Published Catalogue Text: Ancient Mediterranean and Near Eastern Bronzes at the Harvard Art Museums
Cradling a small animal in its arm, this male figure stands solidly with both bare feet on a square base. A roughly rectangular peg extends below the base, perhaps a tang for attachment. The splayed fingers of the proportionally large left hand clasp the animal to his breast, obscuring most of the creature, although it is probably a sheep. The proper right arm extends forward from the body, its hand clenched into a fist with a hole running vertically through it for insertion of a separate object. The back of the figurine is completely flat except for a deep vertical groove, which might have secured a metal foil overlay. The piece is characterized by its oversized head, broad shoulders, and short legs. A wrapped kilt, with evidence of a vertical fringe on the left side, is bordered along the bottom by a wide decorated band. The figure, probably to be identified as a worshipper bearing a sacrificial offering, sports a short beard and a squared headdress set far back on the head. The beard and hair are rendered by faint incisions, while a triangularly hatched band sets the headdress off from the hair. The headdress itself bears an incised design, now extremely faint, that was drawn by G. M. A. Hanfmann and D. Hansen in 1956 (1).

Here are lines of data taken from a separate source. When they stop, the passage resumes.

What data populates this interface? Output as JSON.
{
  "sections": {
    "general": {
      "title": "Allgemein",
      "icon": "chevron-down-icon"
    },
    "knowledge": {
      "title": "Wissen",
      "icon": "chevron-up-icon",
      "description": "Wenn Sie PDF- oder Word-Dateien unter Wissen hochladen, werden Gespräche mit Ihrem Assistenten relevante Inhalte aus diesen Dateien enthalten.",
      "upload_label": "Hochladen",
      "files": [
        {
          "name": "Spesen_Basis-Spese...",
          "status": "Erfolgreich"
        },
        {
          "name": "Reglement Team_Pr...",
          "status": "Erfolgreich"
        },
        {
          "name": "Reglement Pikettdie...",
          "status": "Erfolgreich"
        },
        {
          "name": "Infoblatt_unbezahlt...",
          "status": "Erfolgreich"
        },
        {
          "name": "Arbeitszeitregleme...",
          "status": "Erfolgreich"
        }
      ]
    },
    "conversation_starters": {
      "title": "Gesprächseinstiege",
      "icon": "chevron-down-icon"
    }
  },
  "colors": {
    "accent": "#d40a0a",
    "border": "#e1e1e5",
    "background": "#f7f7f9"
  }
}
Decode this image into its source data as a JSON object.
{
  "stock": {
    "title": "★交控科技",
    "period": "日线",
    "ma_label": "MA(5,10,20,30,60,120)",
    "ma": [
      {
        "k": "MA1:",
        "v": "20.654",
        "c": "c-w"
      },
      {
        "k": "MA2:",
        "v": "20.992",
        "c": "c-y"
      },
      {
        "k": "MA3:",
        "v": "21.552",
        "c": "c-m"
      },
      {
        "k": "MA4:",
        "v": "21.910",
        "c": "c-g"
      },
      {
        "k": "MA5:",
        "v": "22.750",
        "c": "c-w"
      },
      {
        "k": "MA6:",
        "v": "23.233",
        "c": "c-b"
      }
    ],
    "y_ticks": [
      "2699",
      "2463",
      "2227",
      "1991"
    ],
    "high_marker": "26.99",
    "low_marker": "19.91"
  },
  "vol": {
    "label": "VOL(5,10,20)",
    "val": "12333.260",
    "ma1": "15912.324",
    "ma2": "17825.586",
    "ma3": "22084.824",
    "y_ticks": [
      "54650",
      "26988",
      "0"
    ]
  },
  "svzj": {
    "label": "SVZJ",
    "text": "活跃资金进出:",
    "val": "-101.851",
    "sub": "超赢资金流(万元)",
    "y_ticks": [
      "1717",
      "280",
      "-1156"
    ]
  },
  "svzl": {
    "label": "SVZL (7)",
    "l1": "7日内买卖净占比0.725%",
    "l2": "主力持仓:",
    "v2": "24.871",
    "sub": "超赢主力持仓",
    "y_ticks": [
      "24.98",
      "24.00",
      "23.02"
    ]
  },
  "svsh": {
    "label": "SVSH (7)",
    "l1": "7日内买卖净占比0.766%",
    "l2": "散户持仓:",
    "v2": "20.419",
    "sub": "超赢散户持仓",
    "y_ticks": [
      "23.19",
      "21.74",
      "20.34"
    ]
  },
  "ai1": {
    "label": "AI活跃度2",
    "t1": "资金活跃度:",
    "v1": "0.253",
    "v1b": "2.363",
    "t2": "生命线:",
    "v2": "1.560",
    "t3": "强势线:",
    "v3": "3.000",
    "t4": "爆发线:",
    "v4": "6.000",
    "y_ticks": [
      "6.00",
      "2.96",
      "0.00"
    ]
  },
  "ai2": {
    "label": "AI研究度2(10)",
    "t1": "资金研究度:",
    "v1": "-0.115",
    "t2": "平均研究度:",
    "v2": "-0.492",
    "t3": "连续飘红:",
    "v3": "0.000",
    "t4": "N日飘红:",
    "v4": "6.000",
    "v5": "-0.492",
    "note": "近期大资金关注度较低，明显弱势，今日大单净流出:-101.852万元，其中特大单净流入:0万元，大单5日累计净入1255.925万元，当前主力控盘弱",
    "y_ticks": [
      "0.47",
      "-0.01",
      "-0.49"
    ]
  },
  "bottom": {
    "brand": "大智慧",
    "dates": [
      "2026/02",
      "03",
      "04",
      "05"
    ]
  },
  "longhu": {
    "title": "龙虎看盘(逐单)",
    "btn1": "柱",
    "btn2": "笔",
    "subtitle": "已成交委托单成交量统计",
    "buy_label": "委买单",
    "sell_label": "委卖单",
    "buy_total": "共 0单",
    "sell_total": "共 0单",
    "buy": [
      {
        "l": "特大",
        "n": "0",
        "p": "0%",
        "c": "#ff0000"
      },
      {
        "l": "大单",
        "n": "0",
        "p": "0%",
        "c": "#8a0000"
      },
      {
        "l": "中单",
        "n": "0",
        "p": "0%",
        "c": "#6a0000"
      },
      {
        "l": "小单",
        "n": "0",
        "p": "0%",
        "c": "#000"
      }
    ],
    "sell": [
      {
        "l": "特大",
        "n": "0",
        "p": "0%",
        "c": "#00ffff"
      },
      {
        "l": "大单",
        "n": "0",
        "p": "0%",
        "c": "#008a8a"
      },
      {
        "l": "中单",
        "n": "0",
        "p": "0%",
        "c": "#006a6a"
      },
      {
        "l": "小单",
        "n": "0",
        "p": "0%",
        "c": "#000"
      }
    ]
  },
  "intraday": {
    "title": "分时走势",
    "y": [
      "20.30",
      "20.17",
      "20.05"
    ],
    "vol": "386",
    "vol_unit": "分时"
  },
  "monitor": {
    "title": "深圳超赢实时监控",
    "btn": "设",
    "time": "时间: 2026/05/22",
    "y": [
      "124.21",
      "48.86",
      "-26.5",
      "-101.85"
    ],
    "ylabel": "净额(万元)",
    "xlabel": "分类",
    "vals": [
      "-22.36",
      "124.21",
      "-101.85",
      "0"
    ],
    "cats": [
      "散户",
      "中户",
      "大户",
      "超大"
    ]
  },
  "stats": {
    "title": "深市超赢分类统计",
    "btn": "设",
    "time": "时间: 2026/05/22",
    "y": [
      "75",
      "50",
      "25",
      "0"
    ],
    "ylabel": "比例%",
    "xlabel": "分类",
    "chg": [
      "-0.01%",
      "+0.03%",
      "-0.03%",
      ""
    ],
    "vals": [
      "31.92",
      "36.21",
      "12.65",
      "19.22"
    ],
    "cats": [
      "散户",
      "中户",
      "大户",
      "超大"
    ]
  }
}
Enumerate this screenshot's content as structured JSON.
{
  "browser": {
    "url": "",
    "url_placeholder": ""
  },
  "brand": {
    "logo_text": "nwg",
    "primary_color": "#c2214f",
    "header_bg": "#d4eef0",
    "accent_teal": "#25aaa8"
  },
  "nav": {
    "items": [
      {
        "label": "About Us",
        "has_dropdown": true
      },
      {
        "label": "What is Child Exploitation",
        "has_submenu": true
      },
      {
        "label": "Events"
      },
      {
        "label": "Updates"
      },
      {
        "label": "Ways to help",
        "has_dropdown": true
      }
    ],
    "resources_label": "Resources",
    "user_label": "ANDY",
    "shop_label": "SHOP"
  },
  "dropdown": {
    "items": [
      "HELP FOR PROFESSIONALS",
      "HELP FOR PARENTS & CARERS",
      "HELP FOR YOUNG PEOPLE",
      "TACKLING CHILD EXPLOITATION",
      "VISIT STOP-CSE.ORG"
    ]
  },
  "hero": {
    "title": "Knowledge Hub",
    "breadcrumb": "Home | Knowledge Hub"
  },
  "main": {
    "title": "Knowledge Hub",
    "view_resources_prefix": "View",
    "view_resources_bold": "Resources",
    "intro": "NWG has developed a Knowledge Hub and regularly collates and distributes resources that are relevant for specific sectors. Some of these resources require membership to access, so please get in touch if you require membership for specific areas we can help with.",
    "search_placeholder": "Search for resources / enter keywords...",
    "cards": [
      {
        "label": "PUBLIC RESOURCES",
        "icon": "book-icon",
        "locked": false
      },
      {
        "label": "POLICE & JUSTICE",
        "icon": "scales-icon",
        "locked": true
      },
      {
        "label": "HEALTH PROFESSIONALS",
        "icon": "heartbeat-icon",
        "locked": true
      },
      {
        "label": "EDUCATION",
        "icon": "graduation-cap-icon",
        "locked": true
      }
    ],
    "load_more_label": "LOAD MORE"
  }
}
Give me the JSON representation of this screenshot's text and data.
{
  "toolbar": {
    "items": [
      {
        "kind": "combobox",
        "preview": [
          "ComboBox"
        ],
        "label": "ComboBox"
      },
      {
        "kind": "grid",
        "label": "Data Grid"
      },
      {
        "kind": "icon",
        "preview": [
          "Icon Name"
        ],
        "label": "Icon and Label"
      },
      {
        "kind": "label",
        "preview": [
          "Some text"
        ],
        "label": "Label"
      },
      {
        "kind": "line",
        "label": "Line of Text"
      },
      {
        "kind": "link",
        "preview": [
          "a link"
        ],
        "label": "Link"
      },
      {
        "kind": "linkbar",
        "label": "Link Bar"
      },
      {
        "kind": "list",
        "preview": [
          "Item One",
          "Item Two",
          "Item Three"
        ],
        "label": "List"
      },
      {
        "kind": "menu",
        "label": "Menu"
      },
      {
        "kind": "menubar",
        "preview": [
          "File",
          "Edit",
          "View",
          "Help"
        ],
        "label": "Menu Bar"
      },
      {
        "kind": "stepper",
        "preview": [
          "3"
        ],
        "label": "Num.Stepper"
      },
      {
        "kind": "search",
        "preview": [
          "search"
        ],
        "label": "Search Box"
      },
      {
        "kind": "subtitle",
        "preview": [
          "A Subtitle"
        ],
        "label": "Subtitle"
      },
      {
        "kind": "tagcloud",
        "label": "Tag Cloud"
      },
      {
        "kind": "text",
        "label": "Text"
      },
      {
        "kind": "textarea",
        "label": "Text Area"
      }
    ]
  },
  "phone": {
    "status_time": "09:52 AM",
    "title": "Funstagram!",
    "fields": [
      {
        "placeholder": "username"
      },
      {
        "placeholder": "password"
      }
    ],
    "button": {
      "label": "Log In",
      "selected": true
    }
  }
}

A precise date and location for the manufacture of this piece are difficult to determine. Hanfmann and Hansen favor a date in the early first millennium BCE, linking it to reliefs from the north Syrian sites of Tell Halaf and Zincirli, while distinguishing it from the “polished and unified” style of the second millennium BCE (2). However, the early part of the second millennium, which corresponds to the Middle Bronze Age (c. 2000-1600 BCE), is characterized by bronze figures with flat bodies and large heads, many of which wear flattened angular headdresses (3). Of a rather different nature, but perhaps with some stylistic affinities, is the series of lead figurines produced during the first half of the second millennium in central Anatolia at sites such as Kültepe (ancient Kanesh) (4). The Harvard piece also displays some formal connections to a group of bronzes excavated at the northern Iraqi site of Nuzi (present-day Yorgan Tepe, an expedition jointly sponsored by Harvard University in the 1930s) (5). The three bronze figurines from Nuzi (associated with a single glazed terracotta figurine) present a similar flattening of the body surmounted by a large head modeled in the round (6). The Nuzi examples, which wear long robes and fold their arms against their chests, date to the time of Nuzi’s importance within the Mitannian state during the fifteenth and fourteenth centuries BCE.
NOTES:
1. G. M. A. Hanfmann and P. Hansen, “Hittite Bronzes and Other Near Eastern Figurines in the Fogg Art Museum of Harvard University,” Türk Arkeoloji Dergisi 6.2 (1956): fig. 13.c.
2. Ibid., 50-51.
3. A particularly close comparison appears in O. Negbi, Canaanite Gods in Metal: An Archaeological Study of Ancient Syro-Palestinian Figurines (Tel Aviv, 1976) no. 54, pl. 8 (no provenance, but said to come from the Orontes River Valley region). Negbi groups this figure with one excavated at Ras Shamra (ancient Ugarit); see ibid., no. 59, figs. 16 and 124. Neither of these has a beard, and both wear silver torcs.
4. See for example, K. Emre, Anatolian Lead Figurines and Their Stone Moulds, Türk Tarih Kurumu Yayinlarindan 6.14 (Ankara, 1971) pl. V.5-7.
5. R. F. S. Starr, Nuzi: Report on the Excavations at Yorgan Tepa near Kirkuk, Iraq (Cambridge, MA, 1939) pls. 101.G and 102.C-D.
6. See 1931.141 for the glazed terracotta figurine and 1931.156 for a bronze figurine from Nuzi in the Harvard collection.